The Strike They Couldn't Stop

The B-2 bombers flew. The targets were hit. Iran's hardened nuclear facilities absorbed strikes that American military planners had spent years preparing for. And the foreign policy establishment — the think tanks, the former ambassadors, the permanent class of advisors who've managed America's slow retreat from credibility since 1979 — reacted with something between outrage and despair.

Not because the strikes were wrong. Because they worked.

That's the thing the critics can't quite say out loud. The argument against Trump's Iran policy has never been primarily strategic — it's been institutional. The State Department's diplomatic corps built their careers on a model of engagement that assumed the Islamic Republic was a rational actor whose behavior could be moderated through incentives and patient multilateral processes. The Iran nuclear deal, the JCPOA, was the apotheosis of that approach. And it failed, by any honest accounting, to do the one thing it was supposed to do: prevent Iran from acquiring nuclear capability.

Trump's approach starts from a different premise. That the regime in Tehran does not want accommodation. That it wants survival. And that the only pressure that changes survival calculations is pressure that threatens survival.

What the Establishment Calls Escalation

Every serious American action against Iran gets labeled escalation by people whose frame of reference is the absence of serious action. When Trump killed Qasem Soleimani in January 2020, the predictions were uniform: war was imminent, the region would explode, America was headed toward catastrophe. Iran fired missiles at an Iraqi base and carefully ensured American casualties were minimal. Because they understood the message.

The same pattern is playing out now. Iran has spent decades calibrating exactly how much it can do before crossing the line that triggers a response. The regime has sponsored terrorism across four continents, supplied weapons to Houthi forces attacking commercial shipping, built a nuclear program that was months away from weapons-grade enrichment, and directly attacked Israel with drone and missile barrages. All of this while American diplomats talked about returning to the JCPOA.
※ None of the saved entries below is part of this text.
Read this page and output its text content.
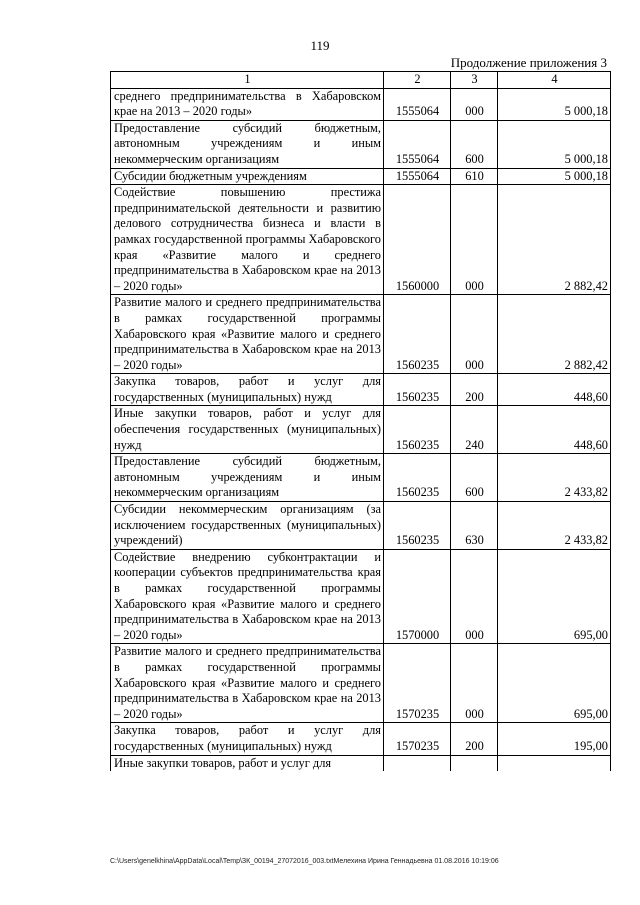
119
Продолжение приложения 3
1	2	3	4
среднего предпринимательства в Хабаровском крае на 2013 – 2020 годы»	1555064	000	5 000,18
Предоставление субсидий бюджетным, автономным учреждениям и иным некоммерческим организациям	1555064	600	5 000,18
Субсидии бюджетным учреждениям	1555064	610	5 000,18
Содействие повышению престижа предпринимательской деятельности и развитию делового сотрудничества бизнеса и власти в рамках государственной программы Хабаровского края «Развитие малого и среднего предпринимательства в Хабаровском крае на 2013 – 2020 годы»	1560000	000	2 882,42
Развитие малого и среднего предпринимательства в рамках государственной программы Хабаровского края «Развитие малого и среднего предпринимательства в Хабаровском крае на 2013 – 2020 годы»	1560235	000	2 882,42
Закупка товаров, работ и услуг для государственных (муниципальных) нужд	1560235	200	448,60
Иные закупки товаров, работ и услуг для обеспечения государственных (муниципальных) нужд	1560235	240	448,60
Предоставление субсидий бюджетным, автономным учреждениям и иным некоммерческим организациям	1560235	600	2 433,82
Субсидии некоммерческим организациям (за исключением государственных (муниципальных) учреждений)	1560235	630	2 433,82
Содействие внедрению субконтрактации и кооперации субъектов предпринимательства края в рамках государственной программы Хабаровского края «Развитие малого и среднего предпринимательства в Хабаровском крае на 2013 – 2020 годы»	1570000	000	695,00
Развитие малого и среднего предпринимательства в рамках государственной программы Хабаровского края «Развитие малого и среднего предпринимательства в Хабаровском крае на 2013 – 2020 годы»	1570235	000	695,00
Закупка товаров, работ и услуг для государственных (муниципальных) нужд	1570235	200	195,00
Иные закупки товаров, работ и услуг для			
C:\Users\genelkhina\AppData\Local\Temp\ЗК_00194_27072016_003.txtМелехина Ирина Геннадьевна 01.08.2016 10:19:06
Deterrence requires credibility. Credibility requires demonstrating willingness to act. The Obama and Biden approaches to Iran were premised on the idea that you could build credibility through promises. Trump understands that you build it through action.
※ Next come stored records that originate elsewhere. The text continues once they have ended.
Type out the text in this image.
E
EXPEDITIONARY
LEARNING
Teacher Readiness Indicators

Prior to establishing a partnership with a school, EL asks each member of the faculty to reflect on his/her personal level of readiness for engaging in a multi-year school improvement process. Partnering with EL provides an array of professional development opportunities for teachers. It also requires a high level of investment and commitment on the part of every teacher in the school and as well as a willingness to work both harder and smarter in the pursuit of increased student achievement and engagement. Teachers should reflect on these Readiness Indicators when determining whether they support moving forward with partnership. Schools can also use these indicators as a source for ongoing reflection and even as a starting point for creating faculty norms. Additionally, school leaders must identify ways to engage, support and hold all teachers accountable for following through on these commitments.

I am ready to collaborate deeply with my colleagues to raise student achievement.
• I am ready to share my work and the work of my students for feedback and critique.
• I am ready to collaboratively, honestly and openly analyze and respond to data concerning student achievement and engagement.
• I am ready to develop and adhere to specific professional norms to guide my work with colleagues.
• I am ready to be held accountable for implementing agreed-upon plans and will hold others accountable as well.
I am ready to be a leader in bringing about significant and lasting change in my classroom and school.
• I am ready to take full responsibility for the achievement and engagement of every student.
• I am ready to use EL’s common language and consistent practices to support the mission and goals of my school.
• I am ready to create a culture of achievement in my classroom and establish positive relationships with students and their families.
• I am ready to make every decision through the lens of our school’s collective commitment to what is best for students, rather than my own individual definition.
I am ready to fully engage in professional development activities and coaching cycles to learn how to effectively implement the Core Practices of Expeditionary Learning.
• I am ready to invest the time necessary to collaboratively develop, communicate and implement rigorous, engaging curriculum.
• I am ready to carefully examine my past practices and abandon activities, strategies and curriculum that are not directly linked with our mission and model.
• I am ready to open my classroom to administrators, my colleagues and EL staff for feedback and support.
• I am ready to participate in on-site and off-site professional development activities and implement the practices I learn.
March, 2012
I've sat through enough foreign policy conferences to know how the establishment thinks about this. There's a genuine belief, held by serious people, that American military action creates more problems than it solves — that every strike generates ten new enemies. It's not a stupid argument. But it assumes the alternative is neutrality. In the Middle East, the alternative to American pressure isn't peace. It's Iranian hegemony.

The Nuclear Clock Was Real

Here's the number that matters: ninety percent. By late 2024, according to IAEA assessments, Iran had enriched enough uranium to ninety percent purity — weapons-grade — to potentially fuel multiple nuclear devices. The breakout timeline had collapsed from twelve months in 2016 to weeks. The point of no return was not approaching. It had arrived.

Diplomacy has a shelf life. You can negotiate with a country that doesn't have a bomb. You're in a fundamentally different position negotiating with one that does. The window for resolving Iran's nuclear program without accepting a nuclear Iran was closing. Trump chose to act inside that window rather than watch it close.

His critics offer no alternative. Not a credible one. The calls for "diplomacy" don't specify what concessions would bring Iran to a real agreement rather than the performative compliance they demonstrated with the JCPOA. The demands for "congressional authorization" don't engage with the reality that waiting for congressional consensus in a crisis is a doctrine for paralysis.

The war powers debate is legitimate. Congress should be more involved in military commitments. But the people invoking the Constitution now were silent when Obama ran an eight-month air campaign over Libya without so much as a formal resolution of support from Capitol Hill. The selective constitutionalism is obvious and exhausting.

The Doctrine That Dares Not Speak Its Name

What Trump has built — through the Soleimani strike, through the Abraham Accords, through the withdrawal from the JCPOA, and now through military action against Iran's nuclear infrastructure — is a coherent doctrine. It's not isolationism. It's not neoconservative democracy promotion. It's something closer to what used to be called peace through strength: the idea that the best way to prevent wars is to be visibly willing and capable of winning them.

The establishment calls it reckless. They have a word for every American action they oppose and no words for the consequences of American inaction — the hostages, the proxy wars, the slow creep of Iranian influence through Iraq, Syria, Lebanon, and Yemen that happened on their watch.

Trump plows ahead. That's not a criticism. That's the strategy.